The measures outlined above would make our financial system far more resilient, but additional steps could go further. In May, the FDIC issued a report, Options for Deposit Reform, which suggested several options, including a move toward a system of targeted coverage in which consumer and business accounts are covered at different thresholds. Though Congress may lack the appetite to propose serious substantive reform to deposit insurance right now, many options are on the table. Some are also pressing to reinstate the Transaction Account Guarantee (TAG) program that was implemented by the FDIC during the 2008 financial crisis. 

Additionally, the bank failures have brought new scrutiny of the Fed’s discount window. Legislators considered how we may better prepare depository banks to access Fed emergency lending under unexpected circumstances at a hearing in February. During the hearing, MIT Professor Simon Johnson suggested that this could be achieved by ensuring that private sector information technology systems are set up to interface effectively and immediately with official systems.

One year on, it is important to recall the anxiety depositors faced in the interim after SVB’s collapse but before regulators announced that deposits of all sizes would be covered. Over those few days, companies with funds trapped at the bank worried that they would not be able to distribute millions of dollars in payment to their employees. Some had considered furloughs or even layoffs. Customers knocked on locked doors looking for answers and called regulators, at times, with no answer. Bank failures and the financial instability they can bring have real consequences, often borne most heavily by the most economically vulnerable. The U.S. banking sector has been comfortable for too long with the privatization of its gains while taxpayers and workers are forced to subsidize the consequences of their failures. 
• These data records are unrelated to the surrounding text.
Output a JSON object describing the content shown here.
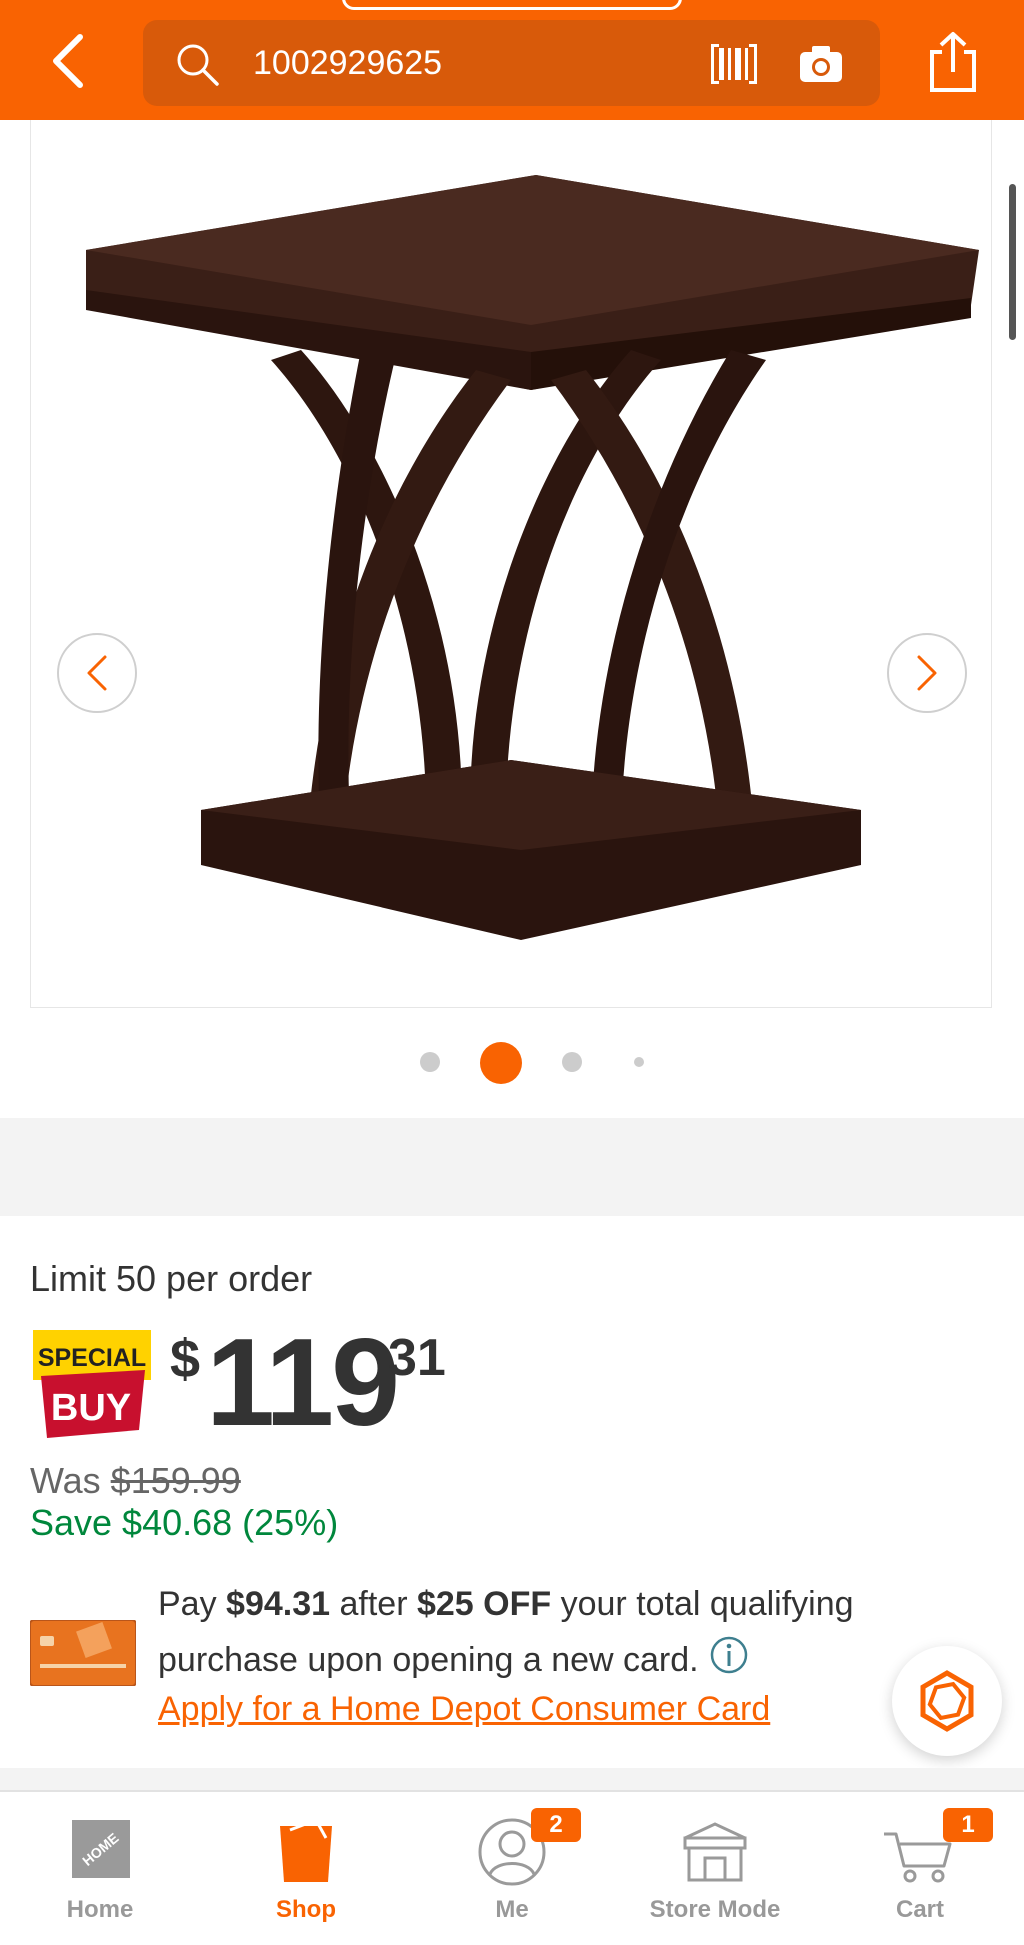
{
  "header": {
    "search_value": "1002929625",
    "icons": [
      "back-chevron-icon",
      "search-icon",
      "barcode-icon",
      "camera-icon",
      "share-icon"
    ]
  },
  "gallery": {
    "image_subject": "dark espresso wood square end table with crossed arched legs",
    "dot_count": 4,
    "active_dot": 2
  },
  "product": {
    "limit_text": "Limit 50 per order",
    "badge_special": "SPECIAL",
    "badge_buy": "BUY",
    "price_symbol": "$",
    "price_whole": "119",
    "price_cents": "31",
    "was_label": "Was ",
    "was_price": "$159.99",
    "save_text": "Save $40.68 (25%)"
  },
  "promo": {
    "pay_label": "Pay ",
    "pay_amount": "$94.31",
    "after_label": " after ",
    "off_amount": "$25 OFF",
    "rest_text": " your total qualifying purchase upon opening a new card.",
    "apply_link": "Apply for a Home Depot Consumer Card"
  },
  "bottom_nav": {
    "items": [
      {
        "label": "Home"
      },
      {
        "label": "Shop"
      },
      {
        "label": "Me",
        "badge": "2"
      },
      {
        "label": "Store Mode"
      },
      {
        "label": "Cart",
        "badge": "1"
      }
    ]
  },
  "colors": {
    "brand_orange": "#f96302",
    "save_green": "#00873c",
    "text_dark": "#333333"
  }
}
The measures we highlight above address issues that persist. For example, many banks continue to exclude unrealized losses from the value of “available for sale” securities in their regulatory capital disclosures. The measures we discuss today are strong first steps towards a safer financial system for all. Regulators and legislators must move swiftly to make substantive changes to prevent the next such period of stress.